Stirrings Of Prison Reform
Look at that, a leading Democrats offers a bill on the otherwise unspeakable subject of prison reform, and contrary to popular expectation he is not forced to resign in disgrace!
Jim Webb stepped firmly on a political third rail last week when he introduced a bill to examine sweeping reforms to the criminal justice system. Yet he emerged unscathed, a sign to a political world frightened by crime and drug issues that the bar might not be electrified any more.
"After two [Joint Economic Committee] hearings and my symposium at George Mason Law Center, people from across the political and philosophical spectrum began to contact my staff," Webb told the Huffington Post. "I heard from Justice Kennedy of the Supreme Court, from prosecutors, judges, defense lawyers, former offenders, people in prison, and police on the street. All of them have told me that our system needs to be fixed, and that we need a holistic plan of how to solve it."
Webb's reform is backed by a coalition of liberals, conservatives and libertarians that couldn't have existed even a few years ago.
Webb's bill calls for the creation of a bipartisan commission to study the issue for 18 months and come back with concrete legislative recommendations.
Liberals, who for decades were labeled "soft on crime" by conservatives, crept out to embrace Webb's proposal. The bill was cosponsored by the entire Senate Democratic leadership and enthusiastically welcomed by prominent liberal bloggers. The blogosphere, dominated by younger activists, has been particularly open to calls for drug and criminal justice policy reform.
Support for the proposal has come in from the right, too. The Lynchburg News and Advance a conservative paper that publishes in the hometown of Jerry Falwell's Liberty University, weighed in favorably.

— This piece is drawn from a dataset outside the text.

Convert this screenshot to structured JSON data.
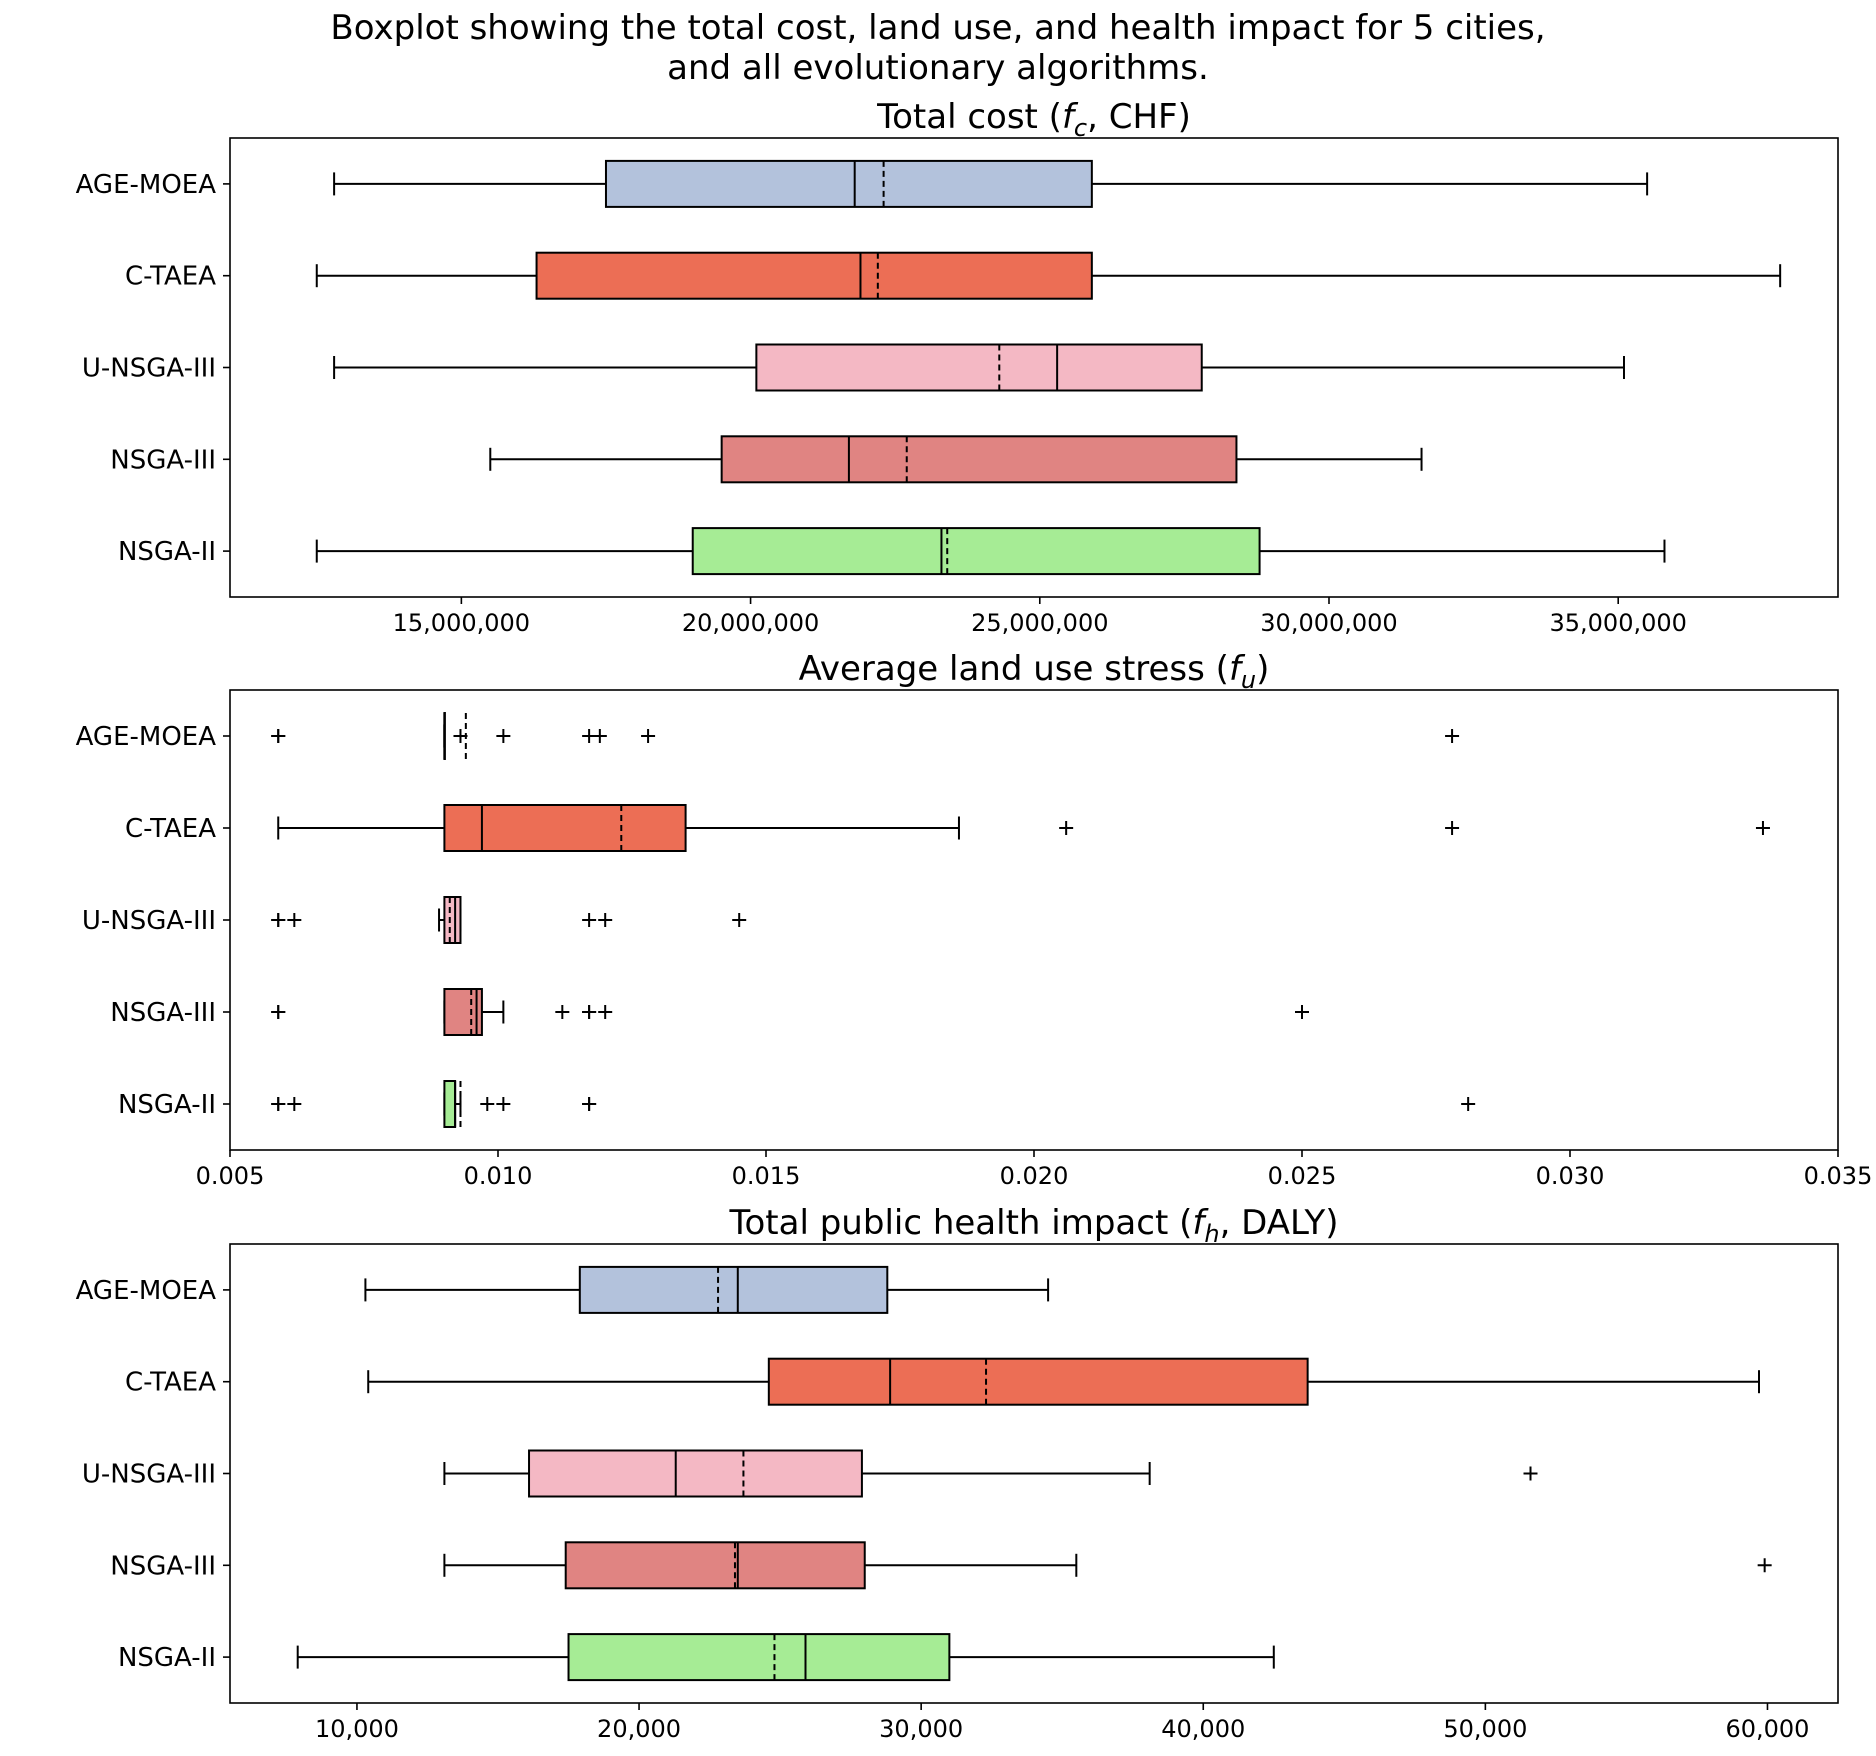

"America's prisons -- both federal and state -- are overflowing with prisoners. The United States has about 5 percent of the world's population; we have about 25 percent of the world's known prison population, Webb estimates," offered the editorial board. "Something, somewhere is seriously wrong."
It was jarring to see Webb's advocacy of major prison reform in my Sunday copy of PARADE Magazine, where Webb has published before. Yet he has unyielding and, as Glennzilla says, deeply courageous for tackling this issue which is such a blight on our national character. Something is seriously wrong with the broken prison system in California, as I've documented extensively. Decades of failure to lead, adherence to the "tough on crime" label and willingness to lock up non-violent offenders has led to some of the worst outcomes in the nation.
Most interesting about Webb's proposal is that he connected the prison crisis to our absolutely failed drug policy. After 30 years of interdiction and mass arrest, drug production is up and consumption is up, and the objectives of the so-called "war on drugs" have yet to be achieved in any substantive way. You cannot talk about prison reform without ending the characterization of drug addiction as a crime instead of a medical dependency requiring treatment.
I am hopeful that Webb has the desire to keep pushing this forward; obviously it will take years if not decades to get a sane prison policy in this country. But the need is so great.